Several medications have been used successfully to treat hypercalcemia by reducing the active form of vitamin D. Glucocorticoids, ketoconazole and hydroxychloroquine have all been used in cases of hypercalcemia related to sarcoidosis.1,9 Expert opinion suggests that these medications reduce 1α-hydroxylase activity and may be used to manage hypercalcemia by reducing 1,25 dihydroxyvitamin D3 levels.11,12 Given that our patient was reluctant to use glucocorticoid treatment, we used hydroxychloroquine as an alternative to decrease his 1,25 dihydroxyvitamin D3 levels and, in turn, his calcium levels. Our experience informs us that patients and clinicians should be better informed about the risks regarding the unfettered use of vitamin D. Given new findings from the US Preventive Services Task Force,4 current Canadian guidelines regarding its use in low-risk individuals should be revisited.
 
Patients with CYP24A1 mutations may be at an increased risk of vitamin D toxicity, and clinicians can consider genetic testing if vitamin D toxicity develops with doses less than 10 000 IU per day.
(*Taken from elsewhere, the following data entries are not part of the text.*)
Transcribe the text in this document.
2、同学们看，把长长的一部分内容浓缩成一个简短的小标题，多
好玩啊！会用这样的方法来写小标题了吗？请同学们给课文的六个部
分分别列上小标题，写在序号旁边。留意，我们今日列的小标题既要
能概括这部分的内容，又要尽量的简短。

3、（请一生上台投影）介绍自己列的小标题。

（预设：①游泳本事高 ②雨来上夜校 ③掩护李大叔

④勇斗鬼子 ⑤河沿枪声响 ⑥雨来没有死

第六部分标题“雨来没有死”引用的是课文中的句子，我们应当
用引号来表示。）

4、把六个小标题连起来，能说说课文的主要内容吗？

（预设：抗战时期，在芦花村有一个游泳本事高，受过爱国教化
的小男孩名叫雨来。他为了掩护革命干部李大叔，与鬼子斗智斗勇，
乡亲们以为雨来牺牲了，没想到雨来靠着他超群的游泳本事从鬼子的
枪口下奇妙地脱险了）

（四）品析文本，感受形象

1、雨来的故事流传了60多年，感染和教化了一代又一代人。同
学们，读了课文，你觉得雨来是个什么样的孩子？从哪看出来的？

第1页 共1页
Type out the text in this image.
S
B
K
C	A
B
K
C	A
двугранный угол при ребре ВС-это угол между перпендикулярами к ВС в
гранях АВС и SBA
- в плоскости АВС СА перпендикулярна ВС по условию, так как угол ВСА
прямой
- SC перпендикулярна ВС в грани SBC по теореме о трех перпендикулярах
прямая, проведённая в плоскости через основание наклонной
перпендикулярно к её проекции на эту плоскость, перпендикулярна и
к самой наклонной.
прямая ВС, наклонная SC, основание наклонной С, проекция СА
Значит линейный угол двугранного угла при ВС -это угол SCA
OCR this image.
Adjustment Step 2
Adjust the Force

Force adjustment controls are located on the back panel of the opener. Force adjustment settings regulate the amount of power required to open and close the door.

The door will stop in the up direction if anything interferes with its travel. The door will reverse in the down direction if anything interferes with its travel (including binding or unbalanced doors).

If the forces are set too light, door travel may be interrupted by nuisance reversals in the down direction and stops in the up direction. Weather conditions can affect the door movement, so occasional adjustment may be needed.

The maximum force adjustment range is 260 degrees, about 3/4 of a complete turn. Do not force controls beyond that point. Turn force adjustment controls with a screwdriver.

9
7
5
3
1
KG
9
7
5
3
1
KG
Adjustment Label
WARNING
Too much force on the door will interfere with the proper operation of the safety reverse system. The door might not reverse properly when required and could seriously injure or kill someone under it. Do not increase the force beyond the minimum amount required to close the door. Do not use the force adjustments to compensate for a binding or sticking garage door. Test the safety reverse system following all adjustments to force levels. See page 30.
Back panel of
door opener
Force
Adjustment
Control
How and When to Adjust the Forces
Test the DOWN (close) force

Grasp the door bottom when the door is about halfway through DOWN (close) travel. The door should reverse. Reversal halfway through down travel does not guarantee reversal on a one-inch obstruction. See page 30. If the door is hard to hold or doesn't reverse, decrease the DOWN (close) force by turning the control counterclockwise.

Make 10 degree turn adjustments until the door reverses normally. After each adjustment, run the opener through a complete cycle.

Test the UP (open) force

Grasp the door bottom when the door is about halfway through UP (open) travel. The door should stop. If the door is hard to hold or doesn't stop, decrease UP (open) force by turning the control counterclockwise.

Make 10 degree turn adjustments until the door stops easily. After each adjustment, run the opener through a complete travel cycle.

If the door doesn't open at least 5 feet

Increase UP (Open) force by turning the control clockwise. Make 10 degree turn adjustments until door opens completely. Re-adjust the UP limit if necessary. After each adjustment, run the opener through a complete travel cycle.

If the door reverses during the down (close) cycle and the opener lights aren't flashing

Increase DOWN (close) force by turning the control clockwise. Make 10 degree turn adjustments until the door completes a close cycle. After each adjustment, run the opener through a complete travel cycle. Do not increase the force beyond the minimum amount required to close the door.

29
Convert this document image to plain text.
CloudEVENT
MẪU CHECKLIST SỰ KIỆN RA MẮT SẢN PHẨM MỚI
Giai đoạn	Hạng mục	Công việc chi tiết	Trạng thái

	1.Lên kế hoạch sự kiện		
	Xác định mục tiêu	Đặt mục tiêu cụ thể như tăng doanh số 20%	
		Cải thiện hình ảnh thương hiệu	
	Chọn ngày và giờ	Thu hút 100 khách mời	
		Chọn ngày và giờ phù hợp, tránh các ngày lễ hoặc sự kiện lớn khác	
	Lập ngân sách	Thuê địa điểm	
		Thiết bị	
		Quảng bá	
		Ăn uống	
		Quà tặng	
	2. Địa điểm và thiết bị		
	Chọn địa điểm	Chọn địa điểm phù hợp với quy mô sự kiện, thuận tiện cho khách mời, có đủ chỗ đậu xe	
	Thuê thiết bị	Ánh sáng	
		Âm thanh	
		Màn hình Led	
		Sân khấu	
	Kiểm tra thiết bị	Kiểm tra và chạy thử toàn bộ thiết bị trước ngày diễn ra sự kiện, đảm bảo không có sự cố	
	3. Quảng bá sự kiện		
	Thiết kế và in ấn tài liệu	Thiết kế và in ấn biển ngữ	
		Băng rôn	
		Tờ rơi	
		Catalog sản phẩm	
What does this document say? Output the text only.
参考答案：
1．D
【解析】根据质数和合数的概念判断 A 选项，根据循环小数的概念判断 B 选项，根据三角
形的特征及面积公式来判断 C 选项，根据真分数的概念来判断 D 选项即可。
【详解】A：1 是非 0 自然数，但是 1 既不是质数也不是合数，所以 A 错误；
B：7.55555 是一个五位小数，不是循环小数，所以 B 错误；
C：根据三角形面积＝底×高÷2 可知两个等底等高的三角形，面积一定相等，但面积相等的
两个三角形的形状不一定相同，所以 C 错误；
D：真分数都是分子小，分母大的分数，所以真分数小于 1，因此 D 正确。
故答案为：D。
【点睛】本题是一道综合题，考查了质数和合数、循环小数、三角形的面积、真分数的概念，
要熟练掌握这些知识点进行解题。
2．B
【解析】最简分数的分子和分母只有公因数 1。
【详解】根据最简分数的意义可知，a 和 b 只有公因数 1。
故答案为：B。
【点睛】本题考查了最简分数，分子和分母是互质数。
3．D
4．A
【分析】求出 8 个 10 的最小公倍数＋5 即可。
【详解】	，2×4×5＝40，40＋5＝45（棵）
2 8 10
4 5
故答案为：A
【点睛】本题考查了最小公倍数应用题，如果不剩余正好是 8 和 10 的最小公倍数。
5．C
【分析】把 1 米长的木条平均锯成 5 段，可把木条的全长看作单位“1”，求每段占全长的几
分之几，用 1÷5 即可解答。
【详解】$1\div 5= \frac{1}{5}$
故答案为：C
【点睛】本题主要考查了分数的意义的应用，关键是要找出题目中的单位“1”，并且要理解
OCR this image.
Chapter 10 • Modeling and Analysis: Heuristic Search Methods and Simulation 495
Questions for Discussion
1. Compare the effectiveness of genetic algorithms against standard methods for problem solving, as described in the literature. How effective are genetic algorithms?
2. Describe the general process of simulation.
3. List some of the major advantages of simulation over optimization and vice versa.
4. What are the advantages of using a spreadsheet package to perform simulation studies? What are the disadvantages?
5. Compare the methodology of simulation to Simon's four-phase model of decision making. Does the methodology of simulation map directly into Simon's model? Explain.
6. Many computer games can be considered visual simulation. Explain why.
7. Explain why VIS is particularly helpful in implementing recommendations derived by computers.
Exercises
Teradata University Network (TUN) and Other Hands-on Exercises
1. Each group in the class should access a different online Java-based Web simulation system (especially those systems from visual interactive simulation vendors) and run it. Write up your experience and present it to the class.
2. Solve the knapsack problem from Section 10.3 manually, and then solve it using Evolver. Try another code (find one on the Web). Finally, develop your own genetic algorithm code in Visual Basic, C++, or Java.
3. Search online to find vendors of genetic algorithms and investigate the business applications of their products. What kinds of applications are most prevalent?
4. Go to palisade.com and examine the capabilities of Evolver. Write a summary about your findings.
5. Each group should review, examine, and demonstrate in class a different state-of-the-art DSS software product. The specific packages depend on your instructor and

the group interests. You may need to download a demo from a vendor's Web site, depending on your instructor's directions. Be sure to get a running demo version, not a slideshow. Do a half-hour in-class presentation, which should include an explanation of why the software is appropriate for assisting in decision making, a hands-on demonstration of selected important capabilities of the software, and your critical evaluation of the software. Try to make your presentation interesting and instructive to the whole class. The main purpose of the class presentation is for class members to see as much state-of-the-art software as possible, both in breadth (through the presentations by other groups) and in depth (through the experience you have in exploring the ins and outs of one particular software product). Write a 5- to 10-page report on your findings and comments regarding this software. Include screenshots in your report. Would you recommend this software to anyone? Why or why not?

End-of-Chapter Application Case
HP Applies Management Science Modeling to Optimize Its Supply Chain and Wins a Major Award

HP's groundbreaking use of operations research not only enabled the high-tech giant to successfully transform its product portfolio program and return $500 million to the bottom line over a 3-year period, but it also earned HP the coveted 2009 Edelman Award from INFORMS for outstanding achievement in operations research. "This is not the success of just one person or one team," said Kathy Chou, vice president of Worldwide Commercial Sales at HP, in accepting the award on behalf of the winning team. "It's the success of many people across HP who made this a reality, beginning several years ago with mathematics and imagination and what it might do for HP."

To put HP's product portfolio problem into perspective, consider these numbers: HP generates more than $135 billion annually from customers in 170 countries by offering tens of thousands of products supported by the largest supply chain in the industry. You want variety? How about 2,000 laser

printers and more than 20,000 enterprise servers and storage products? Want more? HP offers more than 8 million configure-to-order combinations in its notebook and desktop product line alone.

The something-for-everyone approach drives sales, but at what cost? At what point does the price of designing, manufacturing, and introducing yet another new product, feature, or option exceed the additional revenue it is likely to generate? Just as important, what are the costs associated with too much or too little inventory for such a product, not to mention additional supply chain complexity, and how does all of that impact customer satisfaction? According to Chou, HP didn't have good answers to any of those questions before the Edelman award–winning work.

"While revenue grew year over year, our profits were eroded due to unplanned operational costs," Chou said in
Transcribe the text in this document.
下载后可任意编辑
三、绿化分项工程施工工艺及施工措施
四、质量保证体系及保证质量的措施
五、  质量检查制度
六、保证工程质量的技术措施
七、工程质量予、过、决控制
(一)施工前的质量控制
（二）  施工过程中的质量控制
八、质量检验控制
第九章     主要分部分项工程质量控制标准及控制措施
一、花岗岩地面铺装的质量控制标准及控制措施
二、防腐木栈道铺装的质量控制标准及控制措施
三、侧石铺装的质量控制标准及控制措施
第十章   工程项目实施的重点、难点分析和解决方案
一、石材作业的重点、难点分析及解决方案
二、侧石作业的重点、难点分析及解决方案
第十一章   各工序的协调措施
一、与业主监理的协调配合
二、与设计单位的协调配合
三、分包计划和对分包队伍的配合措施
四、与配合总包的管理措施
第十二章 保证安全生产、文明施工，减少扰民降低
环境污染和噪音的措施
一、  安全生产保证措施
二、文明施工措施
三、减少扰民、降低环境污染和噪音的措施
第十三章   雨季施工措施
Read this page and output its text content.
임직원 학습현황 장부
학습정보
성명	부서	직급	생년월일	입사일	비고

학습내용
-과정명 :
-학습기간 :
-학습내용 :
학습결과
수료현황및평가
Although vitamin D toxicity is rare, early recognition may prevent chronic complications related to hypercalcemia. In patients who are symptomatic, cessation of supplements along with treatment with glucocorticoids is suggested. In cases where glucocorticoid therapy is not preferred or is contraindicated, ketoconazole or hydroxychloroquine are reasonable alternatives.